Avrasya'daki muhtemel tehditler ve nüfuz alanları  

Avrasya'daki muhtemel tehditler ve nüfuz alanları  
TT

Avrasya'daki muhtemel tehditler ve nüfuz alanları  

Avrasya'daki muhtemel tehditler ve nüfuz alanları  

Avrupa'da yeni yıl gerilimli bir şekilde, aktif diplomatik hareketlenmelerle başladı. Rusya'nın Ukrayna sınırı yakınlarında büyük bir askeri yığınak yapması, olası işgal söylentilerine yol açtı. Diğer yandan Rusya, güvenlik tehditleri altında olduğunu ileri sürerek güvenliğinin garanti alınmasına yönelik taleplerini yazılı olarak ABD’ye ve NATO’ya bildirdi. ABD ve NATO’nun üst düzey yetkilileri, Rusya'nın talepleri konusunda anlaşmaya varılamadığını duyurdular ve ardından da görüşme tekliflerini yinelediler.  Rusya görüşme teklifini kabul etti.   
Bu doğrultuda, ocak ayının ilk yarısında üç toplantı düzenlenmesi planlandı. İlk toplantıda, ABD ile Rusya arasında, stratejik istikrar konusunda ikili görüşmeler gerçekleşti.
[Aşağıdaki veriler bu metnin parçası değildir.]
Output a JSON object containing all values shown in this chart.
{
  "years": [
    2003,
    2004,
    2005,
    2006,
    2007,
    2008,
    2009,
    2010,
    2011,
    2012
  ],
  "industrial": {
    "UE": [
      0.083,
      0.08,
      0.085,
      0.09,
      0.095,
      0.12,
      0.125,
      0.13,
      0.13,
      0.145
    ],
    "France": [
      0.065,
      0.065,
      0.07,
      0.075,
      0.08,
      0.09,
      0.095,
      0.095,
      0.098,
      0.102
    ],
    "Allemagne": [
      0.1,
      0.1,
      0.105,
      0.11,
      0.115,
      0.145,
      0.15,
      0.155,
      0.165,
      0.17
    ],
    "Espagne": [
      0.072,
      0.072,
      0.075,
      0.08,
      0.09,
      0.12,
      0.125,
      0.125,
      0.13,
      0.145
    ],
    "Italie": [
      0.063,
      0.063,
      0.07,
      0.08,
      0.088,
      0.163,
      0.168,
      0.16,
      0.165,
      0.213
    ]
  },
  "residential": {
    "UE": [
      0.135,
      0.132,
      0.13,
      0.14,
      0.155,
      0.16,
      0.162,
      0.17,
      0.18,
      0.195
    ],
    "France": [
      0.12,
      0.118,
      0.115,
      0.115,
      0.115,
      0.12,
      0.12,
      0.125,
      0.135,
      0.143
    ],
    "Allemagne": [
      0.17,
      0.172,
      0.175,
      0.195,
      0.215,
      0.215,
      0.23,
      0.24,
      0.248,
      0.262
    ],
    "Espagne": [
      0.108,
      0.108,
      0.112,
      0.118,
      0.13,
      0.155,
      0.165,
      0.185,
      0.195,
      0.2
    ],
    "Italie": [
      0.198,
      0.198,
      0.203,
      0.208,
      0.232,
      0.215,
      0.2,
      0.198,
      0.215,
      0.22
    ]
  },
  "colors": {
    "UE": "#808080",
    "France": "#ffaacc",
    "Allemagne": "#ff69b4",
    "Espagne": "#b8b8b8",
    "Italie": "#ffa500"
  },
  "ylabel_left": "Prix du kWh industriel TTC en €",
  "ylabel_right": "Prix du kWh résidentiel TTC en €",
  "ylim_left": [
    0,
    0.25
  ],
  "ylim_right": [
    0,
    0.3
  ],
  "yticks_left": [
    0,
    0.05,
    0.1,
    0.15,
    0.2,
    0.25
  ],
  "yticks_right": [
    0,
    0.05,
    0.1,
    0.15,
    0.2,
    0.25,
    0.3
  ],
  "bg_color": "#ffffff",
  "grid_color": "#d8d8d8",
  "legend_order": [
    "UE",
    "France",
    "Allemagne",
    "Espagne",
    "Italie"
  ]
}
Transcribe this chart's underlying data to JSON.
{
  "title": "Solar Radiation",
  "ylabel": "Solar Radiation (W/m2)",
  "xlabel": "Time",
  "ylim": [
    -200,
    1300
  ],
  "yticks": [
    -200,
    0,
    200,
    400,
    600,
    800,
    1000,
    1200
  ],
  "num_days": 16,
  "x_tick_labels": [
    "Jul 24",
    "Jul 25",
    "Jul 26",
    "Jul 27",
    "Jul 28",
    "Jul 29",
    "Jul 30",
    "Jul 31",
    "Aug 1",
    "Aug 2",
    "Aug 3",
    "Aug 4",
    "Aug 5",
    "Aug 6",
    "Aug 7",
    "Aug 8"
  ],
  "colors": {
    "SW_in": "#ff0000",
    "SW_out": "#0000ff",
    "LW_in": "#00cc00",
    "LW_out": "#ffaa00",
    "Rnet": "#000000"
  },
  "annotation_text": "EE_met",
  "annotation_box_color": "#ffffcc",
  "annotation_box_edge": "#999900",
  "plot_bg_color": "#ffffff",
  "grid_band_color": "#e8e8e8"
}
Brüksel’de üç yıl aradan sonra,12 Ocak’ta NATO-Rusya Konseyi toplantısı yapıldı. Ertesi gün ise Avrupa Güvenlik ve İşbirliği Teşkilatı (AGİT) bünyesinde bir toplantı düzenlendi.  
 
Karşıt görüşler 
Rusya, bir tehdit olarak değerlendirdiği NATO'nun doğuya doğru genişlememesi, eski Doğu Bloku ülkelerinden çekilmesi ve sınırlarına yaklaşmaması yönünde bir tutum sergiliyor. Buna mukabil NATO’nun pozisyonu ise Rusya’nın bir tehdit oluşturduğu yönünde. NATO’ya göre her ülkenin, açık kapı politikası uyarınca kendi güvenlik düzenlemesini yapma hakkı var. Dolayısıyla gereksinim oldukça ittifakın Doğu Blok'undaki varlığı da devam edecektir. Nihayetinde görüşmelerden somut sonuçlar çıkmadı. Zaten ocak ayındaki toplantılarda önemli bir gelişme kaydedilmesi beklenmiyordu. 
Söz konusu toplantılar, her iki tarafın pozisyonlarını tekrar belirtmesini sağladı. NATO tam olarak neler yapabileceğini ve neler yapmayacağını ortaya koymuş oldu. Bu noktada toplantıların esas olarak gerilimin azaltılmasına katkıda bulunmuş olduğu söylenebilir.
Bu görüşmeler faydasız girişimler midir yoksa ciddi bir sürecin ilk adımları anlamına mı geliyor, belirsizlik sürüyor.  

Avrasya'nın doğu bölgesi 
Kazakistan'da yaşananlar da aynı resmin bir parçası olarak düşünülebilir. Rusya Devlet Başkanı Vladimir Putin, 2021 Temmuz ayında, ülkesinin dış politikadaki amaçlarını ve yaklaşımlarını belirleyen, revize edilmiş Ulusal Güvenlik Stratejisi'ni onayladı. Bu strateji belgesinde aşağıdaki hususlar vurgulandı:  
 - Bağımsız Devletler Topluluğu'na üye ülkelerle ikili düzeyde ilişkilerin derinleştirilmesi. Avrasya Ekonomik Birliği ve Kolektif Güvenlik Antlaşması Örgütü çerçevesinde iş birliğinin artırılması.
- Rusya’ya komşu ülkelerin topraklarındaki çatışmaların önlenmesi ve ortadan kaldırılması için yardım edilmesi.  
- Barışı koruma faaliyetlerinde Rus rolünün artırılması.  
- Rusya’nın müttefiklerinin savunma ve güvenlikle ilgili konularda desteklenmesi ve iç işlerine müdahale girişimlerinin önüne geçilmesi.  
 Kazakistan'da tanık olduğumuz müdahale, yukarıda bahsi geçen maddelerin uygulanması görüntüsü veriyor. Rusya liderliğindeki Kolektif Güvenlik Antlaşması Örgütü’nün 2 bin 500  barış gücü askeri Cumhurbaşkanı Tokayev'in daveti üzerine  Kazakistan'a girdi ve isyanı kısa sürede bastırdı. Raporlara göre barış gücü askerleri müdahaleden on gün sonra, tüm teçhizatlarıyla birlikte ülkeyi terk etti. Bu şekilde Ruslar, örgütün başarılı bir şekilde çalıştığını ve çok kısa bir sürede yüksek düzeyde hazırlıklı askeri güçleri harekete geçirebildiğini göstermiş oldu. Yani bir başka deyişle Rusya, gerekli gördüğü her an örgüt çatısı altında kendi ‘nüfuz alanına’ müdahale kabiliyetini ve iradesini ortaya koydu.  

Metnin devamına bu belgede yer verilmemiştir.